Peter Sellars recently staged Hercules in Chicago as a full-scale opera with an American soldier in combat gear just returned home from the Middle East in the title role. Iole was costumed in the hooded orange jump suit of a prisoner in Abu Ghraib. And talk about timely, director Atom Egoyan’s Cruel and Tender, an adaptation of Sophocles’s Women of Trachis by contemporary British playwright Martin Crimp is making its North American debut at Canadian Stage in Toronto tonight.

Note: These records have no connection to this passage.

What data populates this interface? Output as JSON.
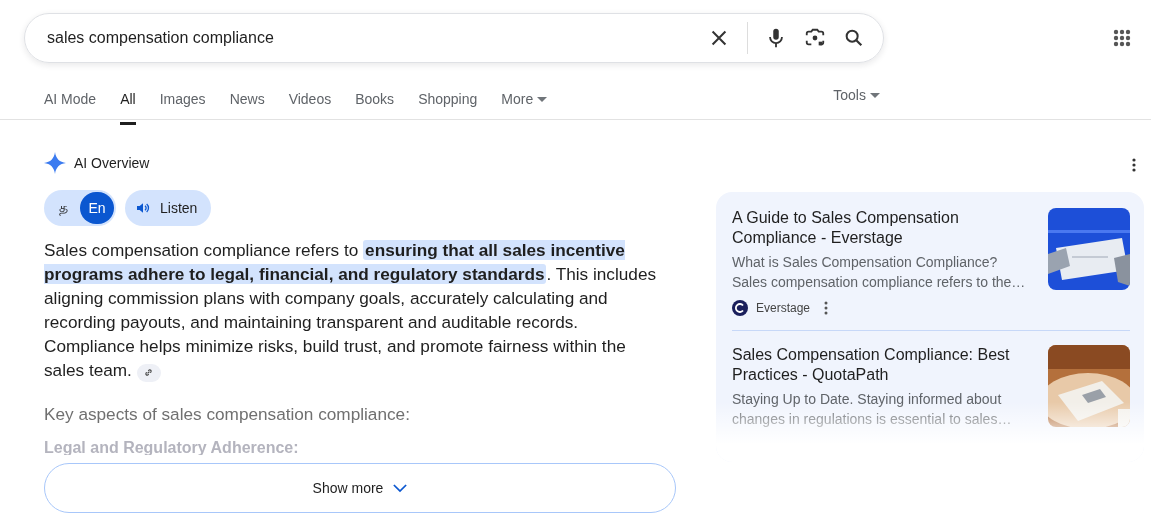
{
  "search": {
    "value": "sales compensation compliance"
  },
  "tabs": [
    {
      "label": "AI Mode",
      "selected": false
    },
    {
      "label": "All",
      "selected": true
    },
    {
      "label": "Images",
      "selected": false
    },
    {
      "label": "News",
      "selected": false
    },
    {
      "label": "Videos",
      "selected": false
    },
    {
      "label": "Books",
      "selected": false
    },
    {
      "label": "Shopping",
      "selected": false
    },
    {
      "label": "More",
      "selected": false,
      "kind": "menu"
    }
  ],
  "tools": {
    "label": "Tools"
  },
  "overview": {
    "title": "AI Overview",
    "languages": [
      {
        "label": "த",
        "selected": false
      },
      {
        "label": "En",
        "selected": true
      }
    ],
    "listen": "Listen",
    "answer": "Sales compensation compliance refers to **ensuring that all sales incentive programs adhere to legal, financial, and regulatory standards**. This includes aligning commission plans with company goals, accurately calculating and recording payouts, and maintaining transparent and auditable records. Compliance helps minimize risks, build trust, and promote fairness within the sales team.",
    "heading": "Key aspects of sales compensation compliance:",
    "subheading": "Legal and Regulatory Adherence:",
    "show_more": "Show more"
  },
  "sources": [
    {
      "title": "A Guide to Sales Compensation Compliance - Everstage",
      "snippet": "What is Sales Compensation Compliance? Sales compensation compliance refers to the…",
      "site": "Everstage",
      "kind": "picture"
    },
    {
      "title": "Sales Compensation Compliance: Best Practices - QuotaPath",
      "snippet": "Staying Up to Date. Staying informed about changes in regulations is essential to sales…",
      "kind": "picture"
    }
  ]
}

Tafelmusik and Opera Atelier take a modified approach towards staging and timeliness. Handel originally staged Hercules for the concert hall as a secular Oratorio, uncostumed, with most of the action taking place off-stage. Our current production presents the work for the concert stage but incorporates elements from the opera theatre to heighten the dramatic force while still keeping focus on the music.
Jean Lamon, celebrating her 30th year as Music Director, conducted both orchestra and choir from the podium with and without her violin. Like a trousered Captain Nemo, Ms. Lamon took the audience aboard the great ship Tafelmusik and firmly guided the escape from our times into the realm of the Baroque. Submerged in plangent harmonies of this peerless period Orchestra and Choir, we luxuriated in Handel’s soothing flow embroidered with tantalizing subtleties.
Opera Atelier co-artistic directors Marshall Pynkoski and Jeannette Lajeunesse Zingg created for the principals and dancers a palette of movement, gesture, and costume stylized to take us away from today, into an archaic world where raw passion and the pain of dramatic situations are contained by the grace of art.
The dramatic centre is Dejanira the wife of Hercules who in Act I is anxious that her husband may never return alive from a war. When he returns in Act II with the young, beautiful girl-captive Iole by his side, Dejanira veers into a jealous rage, then forgives him, but in Act III is accidentally the cause of his gruesome murder. Allyson McHardy is an awesome Dejanira: endowed with a rich and agile mezzo, the wildly shifting moods she portrays become believable onstage.
I was taken by the bright tenor and easy way with melody of Colin Balzer’s Hyllus (son of Hercules), though he looked older and larger than his identically costumed father, baritone Sumner Thompson, whose part is rather small, though he produced some beautiful runs. Soprano Nathalie Paulin sang a lovely, focused, captive princess Iöle. Mezzo Laura Pudwell, in a trouser-role as the herald Lichas who is always commenting and never participates— has a strong sense of line, a distinctive sounding voice and bearing, but in places seems overbearing.
Bottom line: Post-traumatic stress not-withstanding, Jealousy and Revenge do their work on any stage in any age.